Джоселин не была уверена, были ли эти слова комплиментом, но судя по теплому взгляду, вполне могли им быть. Беседа продолжалась во время всего ужина, виконт старался помочь девушке почувствовать себя свободней, давая время собраться с мыслями. И Джоселин все больше и больше поддавалась его обаянию.

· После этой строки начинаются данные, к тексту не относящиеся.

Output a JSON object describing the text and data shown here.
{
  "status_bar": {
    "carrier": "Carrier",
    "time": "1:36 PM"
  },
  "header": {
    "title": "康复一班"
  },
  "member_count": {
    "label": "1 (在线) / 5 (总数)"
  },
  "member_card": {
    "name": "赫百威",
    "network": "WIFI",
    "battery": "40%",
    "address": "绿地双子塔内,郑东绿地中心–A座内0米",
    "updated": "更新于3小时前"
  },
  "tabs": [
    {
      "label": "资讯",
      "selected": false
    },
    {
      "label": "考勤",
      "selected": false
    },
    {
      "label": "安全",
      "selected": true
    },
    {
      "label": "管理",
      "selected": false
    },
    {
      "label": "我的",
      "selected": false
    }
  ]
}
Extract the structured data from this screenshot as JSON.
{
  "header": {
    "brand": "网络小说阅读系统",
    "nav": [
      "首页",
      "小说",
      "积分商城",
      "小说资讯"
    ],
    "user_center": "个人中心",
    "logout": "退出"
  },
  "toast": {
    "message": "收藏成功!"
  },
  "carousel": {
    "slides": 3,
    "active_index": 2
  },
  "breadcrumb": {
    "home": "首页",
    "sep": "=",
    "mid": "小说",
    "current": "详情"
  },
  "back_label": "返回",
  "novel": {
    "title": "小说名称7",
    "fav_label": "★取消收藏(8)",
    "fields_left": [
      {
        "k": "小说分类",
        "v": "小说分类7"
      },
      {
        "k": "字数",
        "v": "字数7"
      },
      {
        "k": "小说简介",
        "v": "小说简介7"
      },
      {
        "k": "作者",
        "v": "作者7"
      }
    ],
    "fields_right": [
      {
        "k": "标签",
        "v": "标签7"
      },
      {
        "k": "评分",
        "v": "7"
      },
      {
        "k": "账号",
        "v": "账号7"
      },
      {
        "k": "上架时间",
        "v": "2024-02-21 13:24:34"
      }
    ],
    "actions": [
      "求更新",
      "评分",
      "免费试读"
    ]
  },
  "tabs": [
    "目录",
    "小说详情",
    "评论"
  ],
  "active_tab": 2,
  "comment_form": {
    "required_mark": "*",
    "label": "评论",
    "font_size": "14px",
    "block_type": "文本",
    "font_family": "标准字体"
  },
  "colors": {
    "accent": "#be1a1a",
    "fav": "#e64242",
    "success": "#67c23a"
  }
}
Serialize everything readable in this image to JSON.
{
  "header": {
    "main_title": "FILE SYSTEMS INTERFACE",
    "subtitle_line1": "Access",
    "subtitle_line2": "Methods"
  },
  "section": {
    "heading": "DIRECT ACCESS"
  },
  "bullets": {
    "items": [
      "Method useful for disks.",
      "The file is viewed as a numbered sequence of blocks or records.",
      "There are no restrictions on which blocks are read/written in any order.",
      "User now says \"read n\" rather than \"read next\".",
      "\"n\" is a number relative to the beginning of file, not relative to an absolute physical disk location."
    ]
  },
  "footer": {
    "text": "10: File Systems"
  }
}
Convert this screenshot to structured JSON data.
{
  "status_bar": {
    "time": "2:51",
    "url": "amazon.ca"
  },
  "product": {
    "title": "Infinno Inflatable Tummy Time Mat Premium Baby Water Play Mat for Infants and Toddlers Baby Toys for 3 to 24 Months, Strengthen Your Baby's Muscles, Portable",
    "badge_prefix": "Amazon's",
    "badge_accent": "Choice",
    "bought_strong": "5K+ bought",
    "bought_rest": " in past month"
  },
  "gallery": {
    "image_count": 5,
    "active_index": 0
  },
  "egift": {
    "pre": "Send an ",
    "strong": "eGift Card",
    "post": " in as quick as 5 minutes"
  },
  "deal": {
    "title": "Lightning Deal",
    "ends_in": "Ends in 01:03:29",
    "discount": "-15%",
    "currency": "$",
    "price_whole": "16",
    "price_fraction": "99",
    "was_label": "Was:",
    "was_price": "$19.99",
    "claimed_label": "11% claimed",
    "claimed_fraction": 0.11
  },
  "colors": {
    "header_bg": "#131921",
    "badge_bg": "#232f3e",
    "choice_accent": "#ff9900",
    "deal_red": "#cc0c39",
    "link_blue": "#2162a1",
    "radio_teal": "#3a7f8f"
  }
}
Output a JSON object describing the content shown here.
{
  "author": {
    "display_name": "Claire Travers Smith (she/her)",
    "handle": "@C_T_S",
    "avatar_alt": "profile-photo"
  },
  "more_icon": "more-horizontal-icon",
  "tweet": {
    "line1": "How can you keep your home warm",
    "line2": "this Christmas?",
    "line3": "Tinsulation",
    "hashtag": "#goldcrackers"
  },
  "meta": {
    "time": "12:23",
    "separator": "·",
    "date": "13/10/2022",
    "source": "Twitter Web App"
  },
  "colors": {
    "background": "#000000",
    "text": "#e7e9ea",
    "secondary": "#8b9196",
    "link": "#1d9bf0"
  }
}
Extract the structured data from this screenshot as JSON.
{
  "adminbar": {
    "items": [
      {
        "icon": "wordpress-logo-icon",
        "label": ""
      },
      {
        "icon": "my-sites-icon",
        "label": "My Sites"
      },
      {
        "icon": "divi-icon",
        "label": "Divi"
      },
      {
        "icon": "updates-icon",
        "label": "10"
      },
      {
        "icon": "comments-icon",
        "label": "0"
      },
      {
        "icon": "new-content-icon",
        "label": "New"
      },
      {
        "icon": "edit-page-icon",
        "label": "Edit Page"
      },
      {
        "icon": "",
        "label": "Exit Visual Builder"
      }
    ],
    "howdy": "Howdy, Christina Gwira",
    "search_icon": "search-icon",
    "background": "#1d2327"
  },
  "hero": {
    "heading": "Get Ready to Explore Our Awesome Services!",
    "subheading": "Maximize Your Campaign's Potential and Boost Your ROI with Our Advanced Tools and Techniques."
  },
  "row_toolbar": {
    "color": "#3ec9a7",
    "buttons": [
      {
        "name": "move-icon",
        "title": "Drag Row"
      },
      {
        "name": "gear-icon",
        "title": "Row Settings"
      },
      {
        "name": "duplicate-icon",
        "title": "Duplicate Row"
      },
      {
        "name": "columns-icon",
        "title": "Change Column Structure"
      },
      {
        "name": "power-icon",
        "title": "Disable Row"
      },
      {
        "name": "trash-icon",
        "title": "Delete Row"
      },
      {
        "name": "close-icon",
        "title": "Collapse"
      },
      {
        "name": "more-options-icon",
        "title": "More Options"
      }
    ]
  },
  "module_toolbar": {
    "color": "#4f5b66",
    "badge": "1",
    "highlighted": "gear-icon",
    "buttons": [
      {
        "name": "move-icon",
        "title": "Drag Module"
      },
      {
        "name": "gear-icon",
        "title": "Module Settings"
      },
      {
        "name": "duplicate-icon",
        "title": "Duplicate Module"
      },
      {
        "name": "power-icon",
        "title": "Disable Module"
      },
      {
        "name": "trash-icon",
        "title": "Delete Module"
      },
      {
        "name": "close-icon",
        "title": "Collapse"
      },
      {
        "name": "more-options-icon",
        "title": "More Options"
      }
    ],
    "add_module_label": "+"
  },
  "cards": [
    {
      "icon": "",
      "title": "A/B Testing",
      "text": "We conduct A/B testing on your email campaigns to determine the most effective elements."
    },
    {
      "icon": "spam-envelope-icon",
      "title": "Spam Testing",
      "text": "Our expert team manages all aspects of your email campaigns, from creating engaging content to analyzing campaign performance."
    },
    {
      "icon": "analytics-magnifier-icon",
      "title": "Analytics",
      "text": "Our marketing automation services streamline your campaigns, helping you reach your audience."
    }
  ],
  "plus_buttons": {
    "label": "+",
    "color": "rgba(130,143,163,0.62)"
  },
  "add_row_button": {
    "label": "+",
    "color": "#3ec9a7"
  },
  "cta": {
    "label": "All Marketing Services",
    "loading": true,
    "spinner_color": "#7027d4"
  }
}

— Мне казалось, что ты умираешь с голоду, — заметил он, когда обнаружил, что его тарелка пуста, а она почти не притронулась к еде.

— Боюсь, у меня нет аппетита.

— Похоже, — он отложил салфетку и встал.

— Я бы хотел выкурить сигару и выпить бренди. Это вряд ли стоит делать в присутствии леди, но…

— Я совсем не против, — она отложила салфетку, когда Рейн встал за ее стулом. — Мой отец часто курил трубку после еды. Мне это даже нравилось.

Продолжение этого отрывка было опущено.